A type of Electro-Mechanical Valve Actuator (EMVA) formed by two opposed electromagnets and two balanced springs has been widely studied in literature in the last decade since it seems to be a promising solution for implementing advanced engine combustion concepts based on VVA (Variable Valve Actuation) systems. In fact, their use can increase engine power, reduce fuel consumption and pollutant emissions, improving significantly engine efficiency. Nevertheless, strongly nonlinear behavior characterizing these actuators coupled to variations of plant parameters and external forces as well make the control problems very challenging. In this regard, we focussed the attention on the Soft Landing Control (SLC) guaranteeing a soft approach of the engine valve to its valve seat with limited impact velocities. In this report, a cycle-by-cycle control algorithm is proposed to reduce the landing velocity of the valve against its seat.

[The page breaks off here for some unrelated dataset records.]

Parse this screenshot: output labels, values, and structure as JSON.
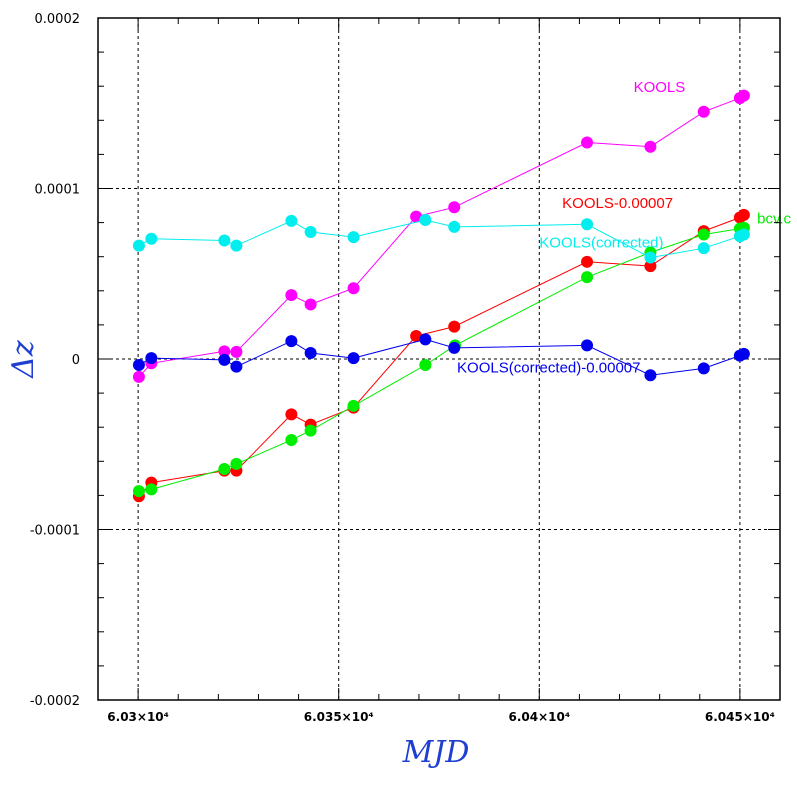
{
  "chart_data": {
    "type": "scatter",
    "xlabel": "MJD",
    "ylabel": "Δz",
    "xlim": [
      60290,
      60460
    ],
    "ylim": [
      -0.0002,
      0.0002
    ],
    "grid": true,
    "x_ticks": [
      60300,
      60350,
      60400,
      60450
    ],
    "x_tick_labels": [
      "6.03×10⁴",
      "6.035×10⁴",
      "6.04×10⁴",
      "6.045×10⁴"
    ],
    "y_ticks": [
      -0.0002,
      -0.0001,
      0,
      0.0001,
      0.0002
    ],
    "y_tick_labels": [
      "-0.0002",
      "-0.0001",
      "0",
      "0.0001",
      "0.0002"
    ],
    "series": [
      {
        "name": "KOOLS",
        "color": "#ff00ff",
        "x": [
          60300.2,
          60303.3,
          60321.5,
          60324.5,
          60338.2,
          60343.0,
          60353.7,
          60378.8,
          60369.3,
          60411.9,
          60427.7,
          60441.0,
          60450.0,
          60451.0
        ],
        "y": [
          -1.05e-05,
          -2.5e-06,
          4.5e-06,
          4.2e-06,
          3.75e-05,
          3.2e-05,
          4.15e-05,
          8.9e-05,
          8.35e-05,
          0.000127,
          0.0001245,
          0.000145,
          0.000153,
          0.0001545
        ]
      },
      {
        "name": "KOOLS-0.00007",
        "color": "#ff0000",
        "x": [
          60300.2,
          60303.3,
          60321.5,
          60324.5,
          60338.2,
          60343.0,
          60353.7,
          60369.3,
          60378.8,
          60411.9,
          60427.7,
          60441.0,
          60450.0,
          60451.0
        ],
        "y": [
          -8.05e-05,
          -7.25e-05,
          -6.55e-05,
          -6.55e-05,
          -3.25e-05,
          -3.85e-05,
          -2.85e-05,
          1.35e-05,
          1.9e-05,
          5.7e-05,
          5.45e-05,
          7.5e-05,
          8.3e-05,
          8.45e-05
        ]
      },
      {
        "name": "bcv.c",
        "color": "#00ee00",
        "x": [
          60300.2,
          60303.3,
          60321.5,
          60324.5,
          60338.2,
          60343.0,
          60353.7,
          60371.6,
          60379.0,
          60411.9,
          60427.7,
          60441.0,
          60450.0,
          60451.0
        ],
        "y": [
          -7.75e-05,
          -7.65e-05,
          -6.45e-05,
          -6.15e-05,
          -4.75e-05,
          -4.2e-05,
          -2.75e-05,
          -3.5e-06,
          8e-06,
          4.8e-05,
          6.25e-05,
          7.3e-05,
          7.65e-05,
          7.7e-05
        ]
      },
      {
        "name": "KOOLS(corrected)",
        "color": "#00eeee",
        "x": [
          60300.2,
          60303.3,
          60321.5,
          60324.5,
          60338.2,
          60343.0,
          60353.7,
          60371.6,
          60378.8,
          60411.9,
          60427.7,
          60441.0,
          60450.0,
          60451.0
        ],
        "y": [
          6.65e-05,
          7.05e-05,
          6.95e-05,
          6.65e-05,
          8.1e-05,
          7.45e-05,
          7.15e-05,
          8.15e-05,
          7.75e-05,
          7.9e-05,
          5.95e-05,
          6.5e-05,
          7.2e-05,
          7.3e-05
        ]
      },
      {
        "name": "KOOLS(corrected)-0.00007",
        "color": "#0000ee",
        "x": [
          60300.2,
          60303.3,
          60321.5,
          60324.5,
          60338.2,
          60343.0,
          60353.7,
          60371.6,
          60378.8,
          60411.9,
          60427.7,
          60441.0,
          60450.0,
          60451.0
        ],
        "y": [
          -3.5e-06,
          5e-07,
          -5e-07,
          -4.5e-06,
          1.05e-05,
          3.5e-06,
          5e-07,
          1.15e-05,
          6.5e-06,
          8e-06,
          -9.5e-06,
          -5.5e-06,
          2e-06,
          3e-06
        ]
      }
    ],
    "annotations": [
      {
        "text": "KOOLS",
        "color": "#ff00ff",
        "x": 60423.5,
        "y": 0.0001567
      },
      {
        "text": "KOOLS-0.00007",
        "color": "#ff0000",
        "x": 60405.7,
        "y": 8.85e-05
      },
      {
        "text": "bcv.c",
        "color": "#00ee00",
        "x": 60454.3,
        "y": 7.95e-05
      },
      {
        "text": "KOOLS(corrected)",
        "color": "#00eeee",
        "x": 60400.0,
        "y": 6.55e-05
      },
      {
        "text": "KOOLS(corrected)-0.00007",
        "color": "#0000ee",
        "x": 60379.5,
        "y": -7.8e-06
      }
    ]
  }
}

The idea is to modify a preexisting Sliding Mode Controller (SMC) adding a further control action which is updated at each engine cycle. The extra control action is obtained by exploiting the gradient descent method to derive a control algorithm that allows always to reach the minimum impact velocity despite. The effectiveness of the cycle-by-cycle adaptation strategy is validated in a high predictive numerical simulator of the EMVA system when considering perturbed scenarios.